КНИГА IV
БЫЧКИ ГЕРКУЛЕСА
(IV, 9)
В давнее время, когда Геркулес из Эрифии дальней
Гнал от пурпурных стойл бойкое стадо быков,
Там, где долина Валабра затоплена Тибром, где воды
Города на парусах пересекает моряк,
В месте, богатом скотом, на холмах Палатина стоянку
Для утомленных быков гость утомленный нашел.
Но не остались бычки у хозяина, подлого Кака,
В целости: вор осквернил гостеприимства закон.
Местным, туземцем был Как, грабитель из лютой пещеры.

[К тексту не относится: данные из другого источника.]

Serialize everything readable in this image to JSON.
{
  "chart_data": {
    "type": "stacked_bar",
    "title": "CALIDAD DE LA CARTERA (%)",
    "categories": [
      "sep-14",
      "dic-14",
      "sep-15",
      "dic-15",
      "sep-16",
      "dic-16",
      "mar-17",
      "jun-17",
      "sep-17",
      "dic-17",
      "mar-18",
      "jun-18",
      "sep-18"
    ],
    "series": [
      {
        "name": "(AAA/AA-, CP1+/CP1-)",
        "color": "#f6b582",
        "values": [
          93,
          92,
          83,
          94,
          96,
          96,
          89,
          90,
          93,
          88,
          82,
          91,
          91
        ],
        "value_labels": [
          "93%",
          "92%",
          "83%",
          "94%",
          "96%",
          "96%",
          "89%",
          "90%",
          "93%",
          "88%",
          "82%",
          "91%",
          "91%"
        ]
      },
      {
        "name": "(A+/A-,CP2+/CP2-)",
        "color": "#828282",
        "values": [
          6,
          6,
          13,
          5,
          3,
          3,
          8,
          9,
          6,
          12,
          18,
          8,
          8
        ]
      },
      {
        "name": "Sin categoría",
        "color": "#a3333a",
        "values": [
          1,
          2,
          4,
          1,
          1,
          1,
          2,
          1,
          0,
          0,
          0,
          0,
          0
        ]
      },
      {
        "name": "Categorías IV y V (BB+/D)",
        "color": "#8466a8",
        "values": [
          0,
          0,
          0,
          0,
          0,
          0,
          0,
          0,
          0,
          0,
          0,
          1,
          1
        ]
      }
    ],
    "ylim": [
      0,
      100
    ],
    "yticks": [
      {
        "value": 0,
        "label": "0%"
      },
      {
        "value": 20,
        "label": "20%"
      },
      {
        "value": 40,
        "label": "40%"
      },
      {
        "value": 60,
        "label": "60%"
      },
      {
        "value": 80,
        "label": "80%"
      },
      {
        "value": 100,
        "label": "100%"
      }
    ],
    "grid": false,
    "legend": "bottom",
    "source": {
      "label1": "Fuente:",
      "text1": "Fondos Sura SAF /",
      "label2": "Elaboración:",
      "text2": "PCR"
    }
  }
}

Мог он раздельно из трех глоток слова извергать.
Чтобы следы грабежа откровенного спрятать, обманщик
В логово ловко за хвост втаскивал задом быков.
Бог был свидетель: быки удружили мычанием вору,
Вышибла ярость в притон вора недобрую дверь.
Три головы проломила дубина менальская Каку.
Пал он. И крикнул Алкид: "Эй, веселее, бычки,
Эй, Геркулесовы, эй, нашей палицы подвиг последний,
Дважды добытые, эй, милые, эй да бычки!
Долгим мычанием вы освятите выгоны бычьи,
Римским Форумом быть вашему пастбищу впредь".
Высказал. Жаждой его замучило нёбо сухое.
Почва кругом жирна - только воды ни следа.
Вдруг он поблизости смех затворниц-девушек слышит.
Кущей в тенистом кругу роща сбегалась вблизи:
Место запретных ключей в заповеднике женской богини,
Доступ к которой на грех был возбранен для мужчин.
Вход к тайнику обвивал повязками пурпур пунийский,
Благоухая, огонь в домике ветхом горел,
Тополь мощной листвой украшал, нависая, обитель,
И укрывались в глуши певчие птицы лесов.
С пылью в сухой бороде прорвался Алкид до порога
И перед входом поверг богу смиренно слова:
"Вас, затейниц святой обители, я умоляю -
Ласково дверь отворив, отдых усталому дать.
В жажде ключа я брожу под журчание влаги незримой,
Я бы и пригоршней рад влагу ручья зачерпнуть.
Вам ли о муже не знать, на плечах небосвод удержавшем,
Он перед вами: землей ныне я прозван - Алкид.
Кто ж не слыхал о делах Геркулесовой славной дубинки,
О неминучей стреле, бьющей зловредных зверей,
Или о том, как Эреб просветлел пред одним человеком!
Гостя примите: земля здесь не радушна ко мне.
Даже будь жрицами вы Юноны жестокосердной,
Мачехи злобной - и та вод не замкнула б своих.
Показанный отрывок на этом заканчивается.